Quantum Shock Waves and Domain Walls in the Real-Time Dynamics of a Superfluid Unitary Fermi Gas

TL;DR

This paper investigates the real-time dynamics of colliding superfluid Fermi gases, revealing the formation of quantum shock waves and topological domain walls with distinct behaviors, advancing understanding of superfluid collision phenomena.

Contribution

It demonstrates the formation of quantum shock waves and topological domain walls in superfluid Fermi gases, highlighting their distinct properties and dynamics compared to bosonic systems.

Findings

Quantum shock waves form as density and flow discontinuities.

Domain walls exhibit abrupt phase changes and slower motion.

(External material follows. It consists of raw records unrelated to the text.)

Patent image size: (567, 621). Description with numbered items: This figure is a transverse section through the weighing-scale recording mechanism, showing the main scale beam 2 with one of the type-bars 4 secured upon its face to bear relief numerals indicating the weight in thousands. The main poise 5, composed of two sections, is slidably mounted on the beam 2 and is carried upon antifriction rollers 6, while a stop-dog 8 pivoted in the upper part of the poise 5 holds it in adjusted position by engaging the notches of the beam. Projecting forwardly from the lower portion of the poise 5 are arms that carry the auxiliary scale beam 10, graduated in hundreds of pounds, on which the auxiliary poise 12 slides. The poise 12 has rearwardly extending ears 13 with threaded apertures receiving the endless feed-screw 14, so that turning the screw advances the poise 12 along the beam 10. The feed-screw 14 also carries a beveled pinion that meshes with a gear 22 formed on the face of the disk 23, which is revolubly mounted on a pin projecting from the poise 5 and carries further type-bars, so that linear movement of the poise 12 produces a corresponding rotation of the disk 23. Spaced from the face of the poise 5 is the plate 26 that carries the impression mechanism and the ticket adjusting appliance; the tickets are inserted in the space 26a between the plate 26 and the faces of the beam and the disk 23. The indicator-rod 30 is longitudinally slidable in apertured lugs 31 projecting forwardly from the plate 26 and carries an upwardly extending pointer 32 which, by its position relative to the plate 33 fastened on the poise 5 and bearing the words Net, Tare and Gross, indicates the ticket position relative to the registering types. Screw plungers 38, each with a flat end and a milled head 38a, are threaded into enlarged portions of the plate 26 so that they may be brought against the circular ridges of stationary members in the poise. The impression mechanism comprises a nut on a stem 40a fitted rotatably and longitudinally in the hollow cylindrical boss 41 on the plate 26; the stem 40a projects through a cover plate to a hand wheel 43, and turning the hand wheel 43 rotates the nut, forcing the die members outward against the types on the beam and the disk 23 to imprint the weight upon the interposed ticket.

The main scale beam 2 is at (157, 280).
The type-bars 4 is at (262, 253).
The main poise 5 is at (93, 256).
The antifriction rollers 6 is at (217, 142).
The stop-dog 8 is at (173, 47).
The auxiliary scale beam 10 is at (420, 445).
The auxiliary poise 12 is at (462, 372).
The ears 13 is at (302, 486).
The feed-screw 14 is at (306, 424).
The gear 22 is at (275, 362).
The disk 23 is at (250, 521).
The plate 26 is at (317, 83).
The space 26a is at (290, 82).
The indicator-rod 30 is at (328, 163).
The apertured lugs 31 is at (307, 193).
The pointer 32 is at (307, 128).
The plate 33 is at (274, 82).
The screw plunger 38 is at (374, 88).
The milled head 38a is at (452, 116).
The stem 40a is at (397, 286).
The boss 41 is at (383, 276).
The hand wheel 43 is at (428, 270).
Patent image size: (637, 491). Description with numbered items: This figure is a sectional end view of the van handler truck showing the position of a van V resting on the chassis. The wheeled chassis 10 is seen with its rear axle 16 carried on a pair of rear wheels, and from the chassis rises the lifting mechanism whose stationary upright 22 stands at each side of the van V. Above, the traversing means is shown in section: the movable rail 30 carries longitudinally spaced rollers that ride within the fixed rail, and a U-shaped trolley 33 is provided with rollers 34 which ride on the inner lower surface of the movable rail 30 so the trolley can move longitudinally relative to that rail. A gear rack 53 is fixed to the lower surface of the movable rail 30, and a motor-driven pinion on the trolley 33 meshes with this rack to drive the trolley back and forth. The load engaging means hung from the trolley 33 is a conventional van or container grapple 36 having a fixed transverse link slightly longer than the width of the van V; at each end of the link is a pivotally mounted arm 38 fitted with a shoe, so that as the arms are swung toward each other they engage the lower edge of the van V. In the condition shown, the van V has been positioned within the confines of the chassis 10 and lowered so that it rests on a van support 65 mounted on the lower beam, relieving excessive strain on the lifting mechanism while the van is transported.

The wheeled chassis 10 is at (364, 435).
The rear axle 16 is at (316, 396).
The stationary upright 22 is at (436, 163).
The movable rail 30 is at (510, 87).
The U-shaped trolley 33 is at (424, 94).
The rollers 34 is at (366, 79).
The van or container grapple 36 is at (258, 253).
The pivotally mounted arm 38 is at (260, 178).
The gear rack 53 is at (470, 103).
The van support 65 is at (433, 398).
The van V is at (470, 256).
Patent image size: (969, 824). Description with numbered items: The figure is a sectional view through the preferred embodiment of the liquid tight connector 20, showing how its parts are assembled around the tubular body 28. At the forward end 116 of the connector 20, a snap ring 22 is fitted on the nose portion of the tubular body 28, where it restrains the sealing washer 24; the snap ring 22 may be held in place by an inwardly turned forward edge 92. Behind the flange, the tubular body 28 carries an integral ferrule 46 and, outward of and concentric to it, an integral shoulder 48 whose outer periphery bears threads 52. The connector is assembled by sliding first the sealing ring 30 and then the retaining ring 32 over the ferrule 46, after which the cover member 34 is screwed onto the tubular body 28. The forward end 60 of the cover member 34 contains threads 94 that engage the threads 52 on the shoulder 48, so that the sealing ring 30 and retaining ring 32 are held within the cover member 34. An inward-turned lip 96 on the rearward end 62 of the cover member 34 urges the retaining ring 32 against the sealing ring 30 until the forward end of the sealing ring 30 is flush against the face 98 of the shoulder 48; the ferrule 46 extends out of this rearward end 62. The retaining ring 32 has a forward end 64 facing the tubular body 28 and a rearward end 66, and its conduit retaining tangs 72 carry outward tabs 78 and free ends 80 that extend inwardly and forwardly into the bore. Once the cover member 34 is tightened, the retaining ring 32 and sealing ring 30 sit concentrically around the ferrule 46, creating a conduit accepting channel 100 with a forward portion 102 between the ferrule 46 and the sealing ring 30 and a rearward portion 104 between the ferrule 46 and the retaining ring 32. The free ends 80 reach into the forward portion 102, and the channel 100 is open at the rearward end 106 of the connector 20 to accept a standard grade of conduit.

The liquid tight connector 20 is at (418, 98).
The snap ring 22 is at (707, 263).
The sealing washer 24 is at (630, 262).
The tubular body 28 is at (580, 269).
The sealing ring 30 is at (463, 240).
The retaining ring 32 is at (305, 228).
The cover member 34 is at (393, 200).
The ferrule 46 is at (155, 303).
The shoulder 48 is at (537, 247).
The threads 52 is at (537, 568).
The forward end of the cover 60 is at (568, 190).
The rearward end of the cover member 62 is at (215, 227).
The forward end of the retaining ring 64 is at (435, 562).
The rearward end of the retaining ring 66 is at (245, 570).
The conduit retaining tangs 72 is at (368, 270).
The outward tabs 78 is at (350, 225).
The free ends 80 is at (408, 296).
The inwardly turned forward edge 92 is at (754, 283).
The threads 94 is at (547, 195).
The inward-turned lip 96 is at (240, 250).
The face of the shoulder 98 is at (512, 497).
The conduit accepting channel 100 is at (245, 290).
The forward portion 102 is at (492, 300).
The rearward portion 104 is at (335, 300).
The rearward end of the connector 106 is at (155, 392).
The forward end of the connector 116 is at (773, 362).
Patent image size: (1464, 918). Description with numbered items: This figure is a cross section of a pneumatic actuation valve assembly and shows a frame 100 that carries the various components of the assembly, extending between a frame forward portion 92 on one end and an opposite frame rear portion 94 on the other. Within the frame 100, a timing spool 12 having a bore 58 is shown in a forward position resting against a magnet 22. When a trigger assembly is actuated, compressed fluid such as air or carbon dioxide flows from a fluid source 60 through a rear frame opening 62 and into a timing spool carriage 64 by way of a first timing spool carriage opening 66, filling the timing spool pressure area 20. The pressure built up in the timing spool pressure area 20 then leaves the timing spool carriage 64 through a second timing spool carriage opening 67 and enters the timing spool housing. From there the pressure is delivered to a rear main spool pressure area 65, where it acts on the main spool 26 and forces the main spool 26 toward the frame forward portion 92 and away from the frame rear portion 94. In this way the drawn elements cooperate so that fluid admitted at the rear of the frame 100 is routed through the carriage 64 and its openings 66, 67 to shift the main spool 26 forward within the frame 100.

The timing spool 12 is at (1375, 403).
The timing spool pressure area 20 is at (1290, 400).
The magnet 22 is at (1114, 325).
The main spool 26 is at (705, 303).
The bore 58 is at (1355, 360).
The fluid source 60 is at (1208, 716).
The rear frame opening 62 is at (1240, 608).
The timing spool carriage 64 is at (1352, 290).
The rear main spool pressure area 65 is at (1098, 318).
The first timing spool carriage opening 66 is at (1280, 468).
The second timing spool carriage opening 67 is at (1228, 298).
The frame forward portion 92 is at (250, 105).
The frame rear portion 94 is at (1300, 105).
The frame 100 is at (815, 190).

Domain walls collide elastically, differing from bosonic solitons.

Abstract

We show that in the collision of two superfluid fermionic atomic clouds one observes the formation of quantum shock waves as discontinuities in the number density and collective flow velocity. Domain walls, which are topological excitations of the superfluid order parameter, are also generated and exhibit abrupt phase changes by $\pi$ and slower motion than the shock waves. The domain walls are distinct from the gray soliton train or number density ripples formed in the wake of the shock waves and observed in the collisions of superfluid bosonic atomic clouds. Domain walls with opposite phase jumps appear to collide elastically.